KABUL (Reuters) – Women will be included for the first time in the Taliban delegation to peace talks in Qatar this month, the movement’s main spokesman said on Monday, ahead of the latest round of meetings aimed at ending the war in Afghanistan.
FILE PHOTO: Afghan women line up at a polling station during parliamentary elections in Kabul, Afghanistan October 20, 2018.REUTERS/Mohammad Ismail/File Photo
For a group notorious for its strictly conservative attitude to women’s rights, the move represents a step towards addressing demands that women be included in the talks, intended to lay the foundations for a future peace settlement.
The April 19-21 meeting in Doha will be between the Taliban and a delegation comprising prominent Afghans, including opposition politicians and civil society activists. It follows similar talks between the two sides in Moscow in February.
“There will be women among Taliban delegation members in the Doha, Qatar meeting,” Zabihullah Mujahid, the Taliban’s main spokesman, said by telephone.
He did not name the women, but added, “These women have no family relationship with the senior members of the Taliban, they are normal Afghans, from inside and outside the country, who have been supporters and part of the struggle of the Islamic Emirate”.
In a tweet, he specified that the women would only join the discussions with Afghan civil society and political representatives, not in the main negotiations with American officials, led by U.S. special peace envoy Zalmay Khalilzad.
The Taliban have maintained their rejection of formal talks with the government, which they dismiss as a “puppet” regime controlled by the United States.
While Afghanistan remains a deeply conservative country, especially in rural areas, there have been major advances in women’s rights since the U.S-led campaign of 2001 that toppled the Taliban government. Many women fear that if the group regains some power, many of these gains could be erased.
The movement gained worldwide notoriety when it came to power in the 1990s by forcing women to wear full facial covering and imposing severe restrictions including banning girls from school and forbidding women from working outside the home.
However, Taliban spokesmen say the group has changed and it encourages girls’ education and other women’s rights within an Islamic Sharia system.
Civil society groups, the Western-backed government and Afghanistan’s international partners have pressed for women to take part in the talks and news of the Taliban delegation was welcomed. Fawzia Koofi, a former member of parliament who took part in the meetings in Moscow, said the presence of women in the Taliban team was a “good step”.
“Only women can feel the pain and miseries that Afghan women have suffered. The presence of women among the Taliban negotiators shows that the Taliban’s ideology has changed.”
Jeanne Shaheen, a member of the U.S. Senate Armed Services Committee, who has been pressing for women to play a role in the peace talks said the process should be inclusive.
Future international support for Afghanistan could be affected by whether women’s rights were properly respected in any settlement, she said.
“There are certain levers that we have, that the Taliban are interested in,” she told reporters in Kabul, where she was visiting as part of a Congressional delegation. “There is going to be an interest in economic support after the conflict ends.”
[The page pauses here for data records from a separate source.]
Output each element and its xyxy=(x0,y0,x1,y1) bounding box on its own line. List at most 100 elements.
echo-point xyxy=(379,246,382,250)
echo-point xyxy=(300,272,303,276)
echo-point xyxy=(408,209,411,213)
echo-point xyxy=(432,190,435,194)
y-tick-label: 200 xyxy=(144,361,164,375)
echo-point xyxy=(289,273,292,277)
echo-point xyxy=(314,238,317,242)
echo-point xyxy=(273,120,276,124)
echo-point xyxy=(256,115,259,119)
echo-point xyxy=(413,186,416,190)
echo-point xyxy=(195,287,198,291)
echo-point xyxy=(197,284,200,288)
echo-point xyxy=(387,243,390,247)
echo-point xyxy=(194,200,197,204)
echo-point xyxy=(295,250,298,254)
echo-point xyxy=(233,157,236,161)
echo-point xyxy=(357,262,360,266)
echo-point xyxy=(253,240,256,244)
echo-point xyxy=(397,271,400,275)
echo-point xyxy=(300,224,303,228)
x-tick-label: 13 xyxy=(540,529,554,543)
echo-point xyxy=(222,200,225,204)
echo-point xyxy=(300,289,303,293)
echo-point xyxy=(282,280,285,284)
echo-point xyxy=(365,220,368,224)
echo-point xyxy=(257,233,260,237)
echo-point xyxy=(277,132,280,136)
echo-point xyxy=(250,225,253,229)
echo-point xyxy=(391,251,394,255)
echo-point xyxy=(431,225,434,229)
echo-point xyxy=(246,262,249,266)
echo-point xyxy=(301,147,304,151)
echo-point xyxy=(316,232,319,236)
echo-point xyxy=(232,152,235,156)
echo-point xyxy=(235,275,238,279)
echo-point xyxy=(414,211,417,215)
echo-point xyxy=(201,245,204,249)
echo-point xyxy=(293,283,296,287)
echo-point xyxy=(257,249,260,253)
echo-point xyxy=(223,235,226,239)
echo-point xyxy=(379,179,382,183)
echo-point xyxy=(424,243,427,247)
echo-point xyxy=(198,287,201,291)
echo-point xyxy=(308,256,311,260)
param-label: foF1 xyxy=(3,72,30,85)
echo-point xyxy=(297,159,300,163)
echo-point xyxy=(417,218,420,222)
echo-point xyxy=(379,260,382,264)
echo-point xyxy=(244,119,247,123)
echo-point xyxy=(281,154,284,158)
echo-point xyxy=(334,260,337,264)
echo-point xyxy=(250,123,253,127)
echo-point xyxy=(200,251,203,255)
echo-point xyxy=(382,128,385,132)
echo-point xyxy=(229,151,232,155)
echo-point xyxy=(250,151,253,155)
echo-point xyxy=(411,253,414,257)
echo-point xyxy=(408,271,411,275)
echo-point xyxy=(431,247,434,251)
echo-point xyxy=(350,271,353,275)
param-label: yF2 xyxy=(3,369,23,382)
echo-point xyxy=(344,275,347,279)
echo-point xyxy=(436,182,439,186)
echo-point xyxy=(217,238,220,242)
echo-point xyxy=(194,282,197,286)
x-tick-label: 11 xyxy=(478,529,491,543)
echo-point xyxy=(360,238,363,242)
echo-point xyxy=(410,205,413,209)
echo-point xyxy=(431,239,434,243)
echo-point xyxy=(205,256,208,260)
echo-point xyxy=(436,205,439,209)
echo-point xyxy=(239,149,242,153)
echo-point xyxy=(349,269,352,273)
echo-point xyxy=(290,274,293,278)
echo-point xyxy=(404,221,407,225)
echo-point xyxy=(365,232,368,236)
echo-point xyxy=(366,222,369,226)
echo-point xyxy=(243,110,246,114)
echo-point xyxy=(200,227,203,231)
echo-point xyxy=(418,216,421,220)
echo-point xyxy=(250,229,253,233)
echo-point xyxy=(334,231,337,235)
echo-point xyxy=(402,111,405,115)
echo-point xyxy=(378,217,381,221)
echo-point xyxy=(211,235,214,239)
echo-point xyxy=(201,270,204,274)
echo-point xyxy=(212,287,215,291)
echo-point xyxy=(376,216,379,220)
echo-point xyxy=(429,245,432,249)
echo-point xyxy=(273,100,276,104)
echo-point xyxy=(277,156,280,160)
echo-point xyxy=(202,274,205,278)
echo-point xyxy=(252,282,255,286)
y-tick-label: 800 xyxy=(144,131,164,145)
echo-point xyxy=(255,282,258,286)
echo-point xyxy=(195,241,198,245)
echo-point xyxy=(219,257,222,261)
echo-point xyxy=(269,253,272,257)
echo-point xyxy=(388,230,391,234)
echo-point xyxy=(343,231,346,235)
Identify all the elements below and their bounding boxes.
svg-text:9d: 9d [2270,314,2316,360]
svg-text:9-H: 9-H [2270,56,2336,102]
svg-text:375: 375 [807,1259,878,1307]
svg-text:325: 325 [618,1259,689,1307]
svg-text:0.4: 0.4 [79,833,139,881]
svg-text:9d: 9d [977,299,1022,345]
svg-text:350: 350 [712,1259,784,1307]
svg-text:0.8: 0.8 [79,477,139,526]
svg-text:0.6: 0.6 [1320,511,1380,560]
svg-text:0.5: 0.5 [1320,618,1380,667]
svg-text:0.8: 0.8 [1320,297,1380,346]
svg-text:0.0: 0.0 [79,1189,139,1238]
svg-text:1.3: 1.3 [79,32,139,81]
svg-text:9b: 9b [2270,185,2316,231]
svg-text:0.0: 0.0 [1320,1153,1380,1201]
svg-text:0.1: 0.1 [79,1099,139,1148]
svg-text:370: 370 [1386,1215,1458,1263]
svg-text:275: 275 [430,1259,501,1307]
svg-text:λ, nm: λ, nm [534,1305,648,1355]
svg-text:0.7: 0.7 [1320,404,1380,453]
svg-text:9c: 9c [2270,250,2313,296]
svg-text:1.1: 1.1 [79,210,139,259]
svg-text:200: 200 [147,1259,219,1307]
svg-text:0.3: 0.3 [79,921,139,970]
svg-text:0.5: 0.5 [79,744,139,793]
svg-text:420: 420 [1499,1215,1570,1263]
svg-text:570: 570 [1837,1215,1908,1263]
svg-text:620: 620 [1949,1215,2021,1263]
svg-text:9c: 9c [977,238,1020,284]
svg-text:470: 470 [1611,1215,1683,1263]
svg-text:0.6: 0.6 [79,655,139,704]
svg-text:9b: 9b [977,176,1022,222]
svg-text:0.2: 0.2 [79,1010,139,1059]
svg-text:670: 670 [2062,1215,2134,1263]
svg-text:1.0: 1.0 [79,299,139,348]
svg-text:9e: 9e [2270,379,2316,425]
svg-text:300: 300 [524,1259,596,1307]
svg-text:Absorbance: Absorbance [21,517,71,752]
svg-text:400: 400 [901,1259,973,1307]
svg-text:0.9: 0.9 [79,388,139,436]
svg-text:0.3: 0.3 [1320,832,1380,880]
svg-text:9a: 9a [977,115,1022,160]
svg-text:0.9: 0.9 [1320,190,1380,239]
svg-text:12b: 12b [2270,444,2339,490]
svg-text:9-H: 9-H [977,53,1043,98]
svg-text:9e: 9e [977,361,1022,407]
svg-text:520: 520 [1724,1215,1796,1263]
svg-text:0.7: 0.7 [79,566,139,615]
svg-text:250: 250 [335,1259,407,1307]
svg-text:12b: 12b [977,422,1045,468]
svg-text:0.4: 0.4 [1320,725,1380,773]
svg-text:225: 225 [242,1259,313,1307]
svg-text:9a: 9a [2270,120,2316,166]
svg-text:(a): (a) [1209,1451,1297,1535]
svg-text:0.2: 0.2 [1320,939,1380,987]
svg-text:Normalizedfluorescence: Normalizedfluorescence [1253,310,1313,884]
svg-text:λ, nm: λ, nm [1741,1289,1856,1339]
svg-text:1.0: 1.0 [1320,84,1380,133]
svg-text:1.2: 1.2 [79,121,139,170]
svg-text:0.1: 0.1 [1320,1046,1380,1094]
“I think if the Taliban has any interest in getting international support … it would be in their interest to recognize the importance of including women and including human rights as part of any settlement that happens.”
(This story corrects paragraph 3 to make clear April 19-21 talks are between the Taliban and a delegation of prominent Afghans, not with U.S. officials. Corrects name in paragraph 13 to Jeanne (not Jean).)